Aramco is now commissioning Saudi Consulting Services (SaudConsult) to carry out a feasibility study for the phase 3 development of the field, with SNC Lavalin in line to win the subsequent engineering, procurement and construction (EPC) work.
SaudConsult is expected to submit the results of its study by February 2008, with Aramco’s board set to make a final decision on the next phase of Shaybah’s expansion by the end of the first quarter.
An executive close to the project says a third phase will require the additional expansion of central processing facilities, and is likely to lead to the construction of another gas-oil separation plant on the field.
SaudConsult has been involved with the project since its initial expansion, after linking with SNC and the US’ Jacobs Engineering to win the front-end engineering and design (FEED) contract in late 2005 (MEED 11:11:05).
Although the second phase of the EPC contract was priced at about $900m, soaring labour and materials costs are expected to push the third phase to $1.25bn, says the executive.
SNC has been under pressure to deliver the project on schedule after falling about a month behind this year.
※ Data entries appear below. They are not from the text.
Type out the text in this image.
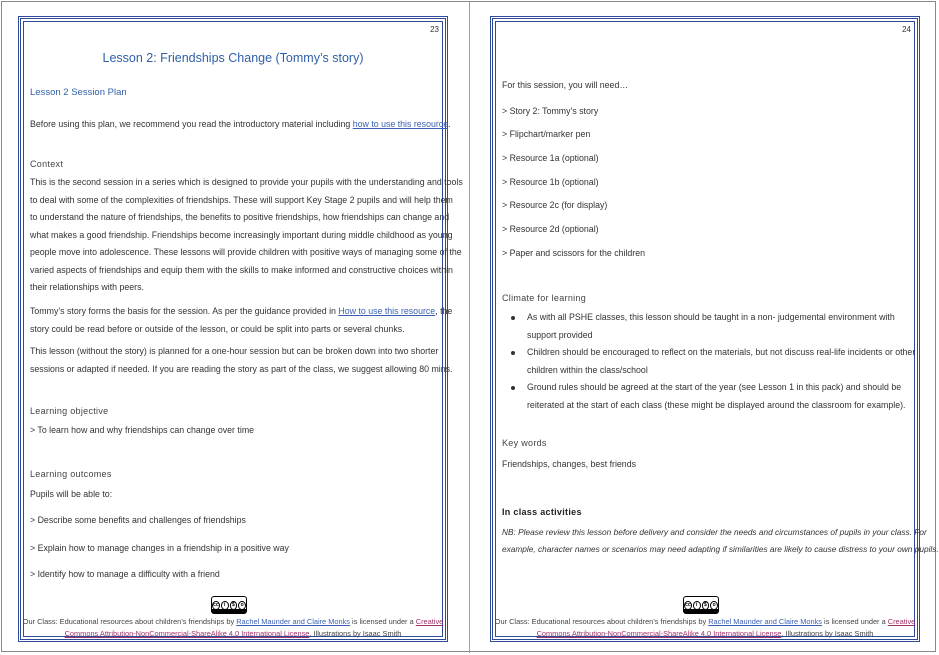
23
Lesson 2: Friendships Change (Tommy’s story)
Lesson 2 Session Plan
Before using this plan, we recommend you read the introductory material including how to use this resource.
Context
This is the second session in a series which is designed to provide your pupils with the understanding and tools
to deal with some of the complexities of friendships. These will support Key Stage 2 pupils and will help them
to understand the nature of friendships, the benefits to positive friendships, how friendships can change and
what makes a good friendship. Friendships become increasingly important during middle childhood as young
people move into adolescence. These lessons will provide children with positive ways of managing some of the
varied aspects of friendships and equip them with the skills to make informed and constructive choices within
their relationships with peers.
Tommy’s story forms the basis for the session. As per the guidance provided in How to use this resource, the
story could be read before or outside of the lesson, or could be split into parts or several chunks.
This lesson (without the story) is planned for a one-hour session but can be broken down into two shorter
sessions or adapted if needed. If you are reading the story as part of the class, we suggest allowing 80 mins.
Learning objective
> To learn how and why friendships can change over time
Learning outcomes
Pupils will be able to:
> Describe some benefits and challenges of friendships
> Explain how to manage changes in a friendship in a positive way
> Identify how to manage a difficulty with a friend
cc	i	$	o
Our Class: Educational resources about children’s friendships by Rachel Maunder and Claire Monks is licensed under a Creative
Commons Attribution-NonCommercial-ShareAlike 4.0 International License, Illustrations by Isaac Smith
24
For this session, you will need…
> Story 2: Tommy’s story
> Flipchart/marker pen
> Resource 1a (optional)
> Resource 1b (optional)
> Resource 2c (for display)
> Resource 2d (optional)
> Paper and scissors for the children
Climate for learning
As with all PSHE classes, this lesson should be taught in a non- judgemental environment with
support provided
Children should be encouraged to reflect on the materials, but not discuss real-life incidents or other
children within the class/school
Ground rules should be agreed at the start of the year (see Lesson 1 in this pack) and should be
reiterated at the start of each class (these might be displayed around the classroom for example).
Key words
Friendships, changes, best friends
In class activities
NB: Please review this lesson before delivery and consider the needs and circumstances of pupils in your class. For
example, character names or scenarios may need adapting if similarities are likely to cause distress to your own pupils.
cc	i	$	o
Our Class: Educational resources about children’s friendships by Rachel Maunder and Claire Monks is licensed under a Creative
Commons Attribution-NonCommercial-ShareAlike 4.0 International License, Illustrations by Isaac Smith
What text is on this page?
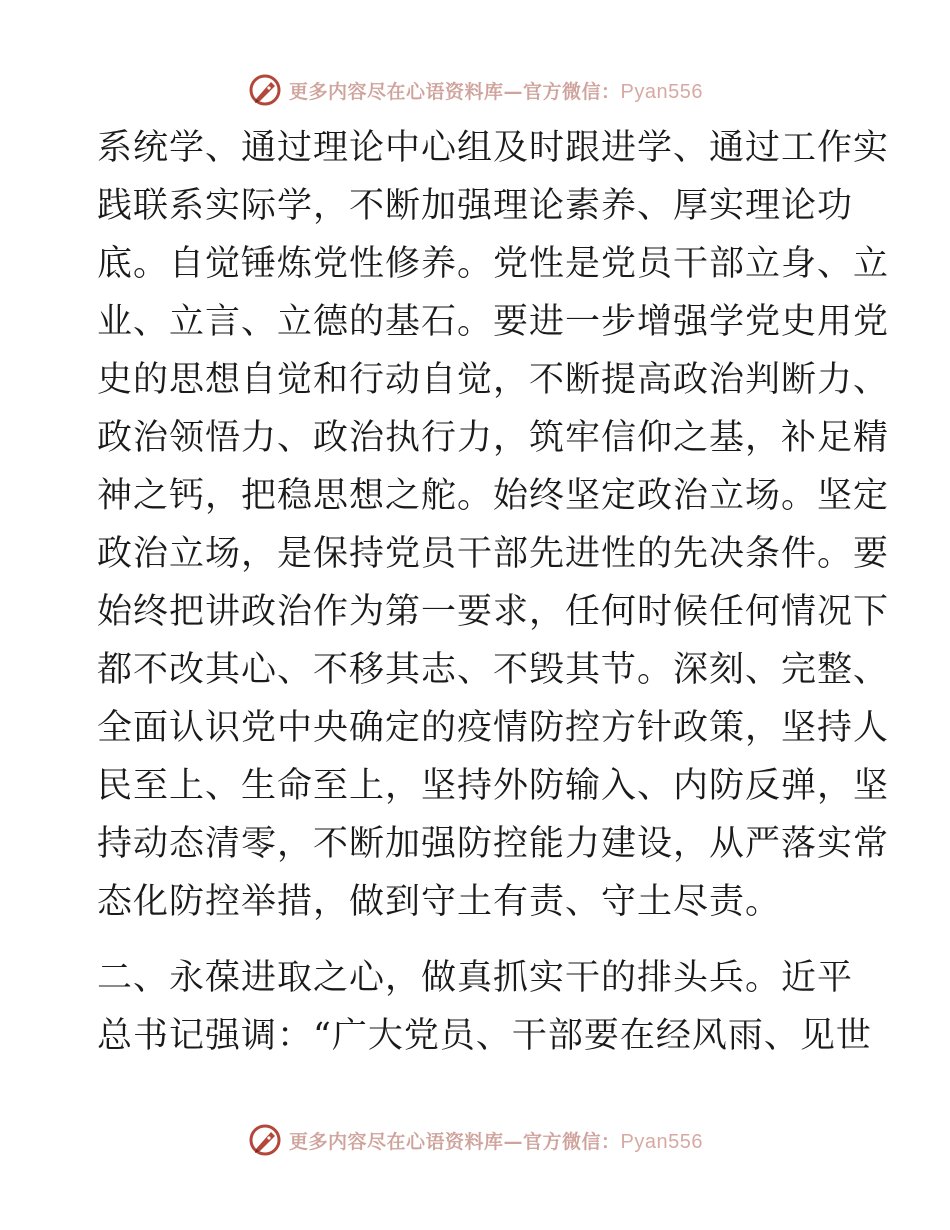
更多内容尽在心语资料库—官方微信：Pyan556
系统学、通过理论中心组及时跟进学、通过工作实
践联系实际学，不断加强理论素养、厚实理论功
底。自觉锤炼党性修养。党性是党员干部立身、立
业、立言、立德的基石。要进一步增强学党史用党
史的思想自觉和行动自觉，不断提高政治判断力、
政治领悟力、政治执行力，筑牢信仰之基，补足精
神之钙，把稳思想之舵。始终坚定政治立场。坚定
政治立场，是保持党员干部先进性的先决条件。要
始终把讲政治作为第一要求，任何时候任何情况下
都不改其心、不移其志、不毁其节。深刻、完整、
全面认识党中央确定的疫情防控方针政策，坚持人
民至上、生命至上，坚持外防输入、内防反弹，坚
持动态清零，不断加强防控能力建设，从严落实常
态化防控举措，做到守土有责、守土尽责。
二、永葆进取之心，做真抓实干的排头兵。近平
总书记强调：“广大党员、干部要在经风雨、见世
更多内容尽在心语资料库—官方微信：Pyan556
About one-quarter of the current expansion has been completed to date, with Aramco setting a final deadline of February 2009 for the completion of the work.
Aramco is under pressure to deliver on its promise of raising the kingdom’s oil capacity from 10.8 million b/d today to 12.5 million b/d by 2009, as part of a $31bn production boost (MEED 2:11:07).
The Shaybah field, located in the Rub al-Khali (Empty Quarter), is estimated to have reserves of 14.3 billion barrels of crude oil and 25 trillion cubic feet of associated gas.
Production from the field started in 1998, after Bechtel completed work on the main processing facility. Shaybah produces highly sought-after Extra Light crude, which has a sulphur content of just 0.04 per cent and sells at a premium on the international market.
Crude from the field is transferred through a 620-kilometre pipeline to Abqaiq for blending with its Arab Light crude. About 880 million cubic feet a day of gas is reinjected into the field.